Hoher Stellenwert: Barrierefreiheit im Museum
Um das zu beherrschen, hat Museumspädagogin Kornelia Weiß Fortbildungen besucht und ihren üblichen Vortrag an das Gelernte angepasst. "Es war viel zu lange, viel zu viele Details und die Satzkonstruktionen waren viel zu schwierig. Ich habe dann versucht, zu reduzieren und Wörter zu zählen. Am Ende sind 25 Minuten übriggeblieben."
Dass barrierefreie Führungen im Museum Markgräfliches Opernhaus angeboten werden können, sei der Bayerischen Schlösserverwaltung sehr wichtig, so Cordula Mauß, die unter anderem für das Markgräfliche Opernhaus zuständig ist, im Gespräch mit BR24. "Welterbe setzt eine Universalität voraus. Es soll für alle Menschen dieser Welt eine Bedeutung haben und zugänglich sein. Das Museum wurde daher von vornherein inklusiv geplant, es ist keine zusätzliche Option, sondern verankert im Haus", so Mauß. Im Museum selbst ist jedes Stockwerk mit einem Aufzug zu erreichen.
"Mehr-Sinne-Prinzip": Fühlen, riechen, hören
Das Museum arbeitet zudem mit einem "Mehr-Sinne-Prinzip". Inhalte können auf Schautafeln gelesen werden – auch in Brailleschrift. Sie sind aber auch zu hören, teilweise zu riechen, zu fühlen, und mittels eines Vibropads sind Musikschwingungen sogar zu spüren.
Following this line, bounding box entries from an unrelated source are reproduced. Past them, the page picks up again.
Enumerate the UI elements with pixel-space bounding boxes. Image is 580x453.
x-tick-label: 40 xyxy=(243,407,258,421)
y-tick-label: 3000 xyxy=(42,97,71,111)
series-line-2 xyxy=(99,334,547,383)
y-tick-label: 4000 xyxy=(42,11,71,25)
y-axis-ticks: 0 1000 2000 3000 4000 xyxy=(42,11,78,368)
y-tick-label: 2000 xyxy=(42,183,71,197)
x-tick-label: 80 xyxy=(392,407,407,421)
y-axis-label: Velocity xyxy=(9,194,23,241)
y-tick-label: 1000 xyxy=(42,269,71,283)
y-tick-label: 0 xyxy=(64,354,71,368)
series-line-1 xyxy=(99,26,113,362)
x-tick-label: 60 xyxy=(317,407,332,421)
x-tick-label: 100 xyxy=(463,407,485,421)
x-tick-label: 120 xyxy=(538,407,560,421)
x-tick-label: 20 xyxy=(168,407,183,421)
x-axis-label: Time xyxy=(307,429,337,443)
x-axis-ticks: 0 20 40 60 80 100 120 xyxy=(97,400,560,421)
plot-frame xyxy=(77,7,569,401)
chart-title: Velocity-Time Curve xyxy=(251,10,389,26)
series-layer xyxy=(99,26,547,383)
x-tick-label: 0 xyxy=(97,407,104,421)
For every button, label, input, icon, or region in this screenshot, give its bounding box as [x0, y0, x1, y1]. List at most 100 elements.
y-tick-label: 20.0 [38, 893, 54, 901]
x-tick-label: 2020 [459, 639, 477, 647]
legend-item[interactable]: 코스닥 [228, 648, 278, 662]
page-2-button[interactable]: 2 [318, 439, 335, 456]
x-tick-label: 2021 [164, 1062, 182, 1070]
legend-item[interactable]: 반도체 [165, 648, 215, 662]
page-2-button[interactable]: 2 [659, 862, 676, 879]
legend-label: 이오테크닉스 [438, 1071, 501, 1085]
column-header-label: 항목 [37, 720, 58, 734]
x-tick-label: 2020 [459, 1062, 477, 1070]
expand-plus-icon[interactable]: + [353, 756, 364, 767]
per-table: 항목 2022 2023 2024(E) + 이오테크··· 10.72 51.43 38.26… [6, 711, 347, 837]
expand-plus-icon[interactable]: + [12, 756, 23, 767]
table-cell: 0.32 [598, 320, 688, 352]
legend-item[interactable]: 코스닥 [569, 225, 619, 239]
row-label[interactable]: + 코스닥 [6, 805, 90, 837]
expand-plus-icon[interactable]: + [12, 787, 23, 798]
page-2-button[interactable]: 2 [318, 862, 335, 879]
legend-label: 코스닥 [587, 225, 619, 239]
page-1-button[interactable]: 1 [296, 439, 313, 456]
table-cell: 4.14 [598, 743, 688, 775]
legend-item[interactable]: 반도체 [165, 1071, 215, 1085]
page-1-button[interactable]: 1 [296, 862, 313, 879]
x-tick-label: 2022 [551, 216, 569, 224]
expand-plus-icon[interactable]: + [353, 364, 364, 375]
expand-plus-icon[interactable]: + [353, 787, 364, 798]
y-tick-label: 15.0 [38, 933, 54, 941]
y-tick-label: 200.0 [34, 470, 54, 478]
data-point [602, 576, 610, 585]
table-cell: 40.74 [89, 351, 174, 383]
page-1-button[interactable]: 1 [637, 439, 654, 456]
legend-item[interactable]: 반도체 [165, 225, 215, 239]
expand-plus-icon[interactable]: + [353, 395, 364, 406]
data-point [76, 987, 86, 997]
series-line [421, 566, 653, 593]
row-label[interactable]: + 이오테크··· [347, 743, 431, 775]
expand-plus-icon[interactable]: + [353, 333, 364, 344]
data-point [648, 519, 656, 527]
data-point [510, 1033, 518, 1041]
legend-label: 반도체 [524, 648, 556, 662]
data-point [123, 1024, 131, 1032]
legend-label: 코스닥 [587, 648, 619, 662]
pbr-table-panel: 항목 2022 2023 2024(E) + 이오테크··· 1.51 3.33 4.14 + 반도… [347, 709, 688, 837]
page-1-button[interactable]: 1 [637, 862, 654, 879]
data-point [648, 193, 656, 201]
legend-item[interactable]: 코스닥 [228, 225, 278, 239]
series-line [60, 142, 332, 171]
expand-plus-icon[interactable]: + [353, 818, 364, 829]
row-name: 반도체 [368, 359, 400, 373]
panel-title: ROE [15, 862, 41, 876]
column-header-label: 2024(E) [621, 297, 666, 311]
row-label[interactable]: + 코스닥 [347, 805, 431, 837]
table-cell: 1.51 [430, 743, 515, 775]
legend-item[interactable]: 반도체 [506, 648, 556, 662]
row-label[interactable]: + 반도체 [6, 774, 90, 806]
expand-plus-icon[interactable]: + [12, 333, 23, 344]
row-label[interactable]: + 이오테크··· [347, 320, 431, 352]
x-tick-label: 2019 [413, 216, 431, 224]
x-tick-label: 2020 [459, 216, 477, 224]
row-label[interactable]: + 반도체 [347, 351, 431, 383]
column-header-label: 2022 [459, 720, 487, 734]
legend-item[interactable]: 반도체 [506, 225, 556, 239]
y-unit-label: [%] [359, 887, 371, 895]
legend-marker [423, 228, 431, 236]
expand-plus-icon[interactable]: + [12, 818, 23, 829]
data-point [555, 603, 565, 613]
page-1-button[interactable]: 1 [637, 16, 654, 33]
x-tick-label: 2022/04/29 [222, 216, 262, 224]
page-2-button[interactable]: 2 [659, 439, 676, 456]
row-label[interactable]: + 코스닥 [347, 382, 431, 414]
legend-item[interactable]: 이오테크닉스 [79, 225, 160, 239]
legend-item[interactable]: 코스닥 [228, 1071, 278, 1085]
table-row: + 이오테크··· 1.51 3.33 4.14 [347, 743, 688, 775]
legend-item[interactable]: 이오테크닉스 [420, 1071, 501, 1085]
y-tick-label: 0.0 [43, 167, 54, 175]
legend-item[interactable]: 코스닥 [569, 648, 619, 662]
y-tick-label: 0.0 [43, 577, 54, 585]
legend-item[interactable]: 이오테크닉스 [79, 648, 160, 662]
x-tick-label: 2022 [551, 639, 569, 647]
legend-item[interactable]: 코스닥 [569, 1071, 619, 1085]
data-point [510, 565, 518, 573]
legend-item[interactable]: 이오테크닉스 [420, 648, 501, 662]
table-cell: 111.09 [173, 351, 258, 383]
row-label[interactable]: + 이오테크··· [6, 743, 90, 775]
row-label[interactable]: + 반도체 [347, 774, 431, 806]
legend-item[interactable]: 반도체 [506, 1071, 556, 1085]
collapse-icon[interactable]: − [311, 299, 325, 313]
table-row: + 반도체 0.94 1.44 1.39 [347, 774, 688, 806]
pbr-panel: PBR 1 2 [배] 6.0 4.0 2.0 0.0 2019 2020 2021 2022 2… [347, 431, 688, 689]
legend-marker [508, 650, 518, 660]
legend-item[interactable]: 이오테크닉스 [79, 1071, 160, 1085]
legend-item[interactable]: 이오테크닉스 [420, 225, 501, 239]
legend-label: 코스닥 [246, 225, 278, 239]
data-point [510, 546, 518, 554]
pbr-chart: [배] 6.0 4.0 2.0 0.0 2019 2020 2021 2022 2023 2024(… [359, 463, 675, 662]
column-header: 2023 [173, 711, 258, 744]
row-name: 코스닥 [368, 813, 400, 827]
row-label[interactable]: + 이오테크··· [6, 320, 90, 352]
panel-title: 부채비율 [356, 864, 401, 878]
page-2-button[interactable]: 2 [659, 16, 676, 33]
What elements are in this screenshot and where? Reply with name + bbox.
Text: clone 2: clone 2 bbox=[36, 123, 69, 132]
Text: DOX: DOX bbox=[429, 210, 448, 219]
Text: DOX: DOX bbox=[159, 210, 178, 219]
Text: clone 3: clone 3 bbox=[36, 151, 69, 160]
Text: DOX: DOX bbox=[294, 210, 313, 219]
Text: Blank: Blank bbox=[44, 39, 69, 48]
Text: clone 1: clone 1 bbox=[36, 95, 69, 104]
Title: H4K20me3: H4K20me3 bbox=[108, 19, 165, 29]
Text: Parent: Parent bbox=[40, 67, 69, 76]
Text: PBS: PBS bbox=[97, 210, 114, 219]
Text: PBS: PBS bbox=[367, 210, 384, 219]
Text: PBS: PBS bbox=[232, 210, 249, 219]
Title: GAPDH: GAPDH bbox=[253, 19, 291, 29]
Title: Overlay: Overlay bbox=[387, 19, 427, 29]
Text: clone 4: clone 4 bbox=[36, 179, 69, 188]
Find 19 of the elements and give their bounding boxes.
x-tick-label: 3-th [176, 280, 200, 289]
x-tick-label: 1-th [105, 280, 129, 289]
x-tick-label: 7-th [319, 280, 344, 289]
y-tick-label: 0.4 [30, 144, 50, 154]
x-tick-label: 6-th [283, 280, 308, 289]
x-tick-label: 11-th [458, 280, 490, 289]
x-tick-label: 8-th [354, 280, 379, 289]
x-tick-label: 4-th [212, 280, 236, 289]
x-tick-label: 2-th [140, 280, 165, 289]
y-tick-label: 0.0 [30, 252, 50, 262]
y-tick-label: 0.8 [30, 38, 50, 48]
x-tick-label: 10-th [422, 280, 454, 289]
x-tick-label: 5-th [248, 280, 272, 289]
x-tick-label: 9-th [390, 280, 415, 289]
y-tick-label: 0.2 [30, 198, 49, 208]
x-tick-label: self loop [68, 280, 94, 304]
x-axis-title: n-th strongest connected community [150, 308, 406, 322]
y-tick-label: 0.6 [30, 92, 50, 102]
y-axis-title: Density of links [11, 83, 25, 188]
Durch das gesamte Museum führt zudem ein Leitstreifen, der mit dem Blindenstock ertastet werden kann.
"Wir wollen mit vielen unterschiedlichen Medien die Inhalte des Museums näherbringen. Und das nicht nur nebenbei", so Cordula Mauß von der Bayerischen Schlösserverwaltung. Auf der Internetseite des Museums finden sich zusätzliche Angebote in Gebärdensprache und die Möglichkeit, spezielle Apps herunterzuladen, die den Museumsbesuch vereinfachen sollen.
Grenze: Denkmalschutz und Fachpersonal
Die Resonanz sei bisher positiv, die Nachfrage nehme zu. Doch Herausforderungen gebe es immer wieder, so Cordula Mauß. Vor allem den Denkmalschutz betreffend. "Nicht überall darf man einen Aufzug einbauen", nennt Mauß eines der Hindernisse. Im Opernhaus ist zum Beispiel die Fürstenloge mit dem Rollstuhl nicht zu erreichen. Albin Engelhardt-Fichtel nimmt es mit Humor: "Man muss auch nicht den Mount Everest besteigen. Das passt schon so. Ich bin einfach froh, dass mit dem Rollstuhl hier überhaupt so viel möglich ist."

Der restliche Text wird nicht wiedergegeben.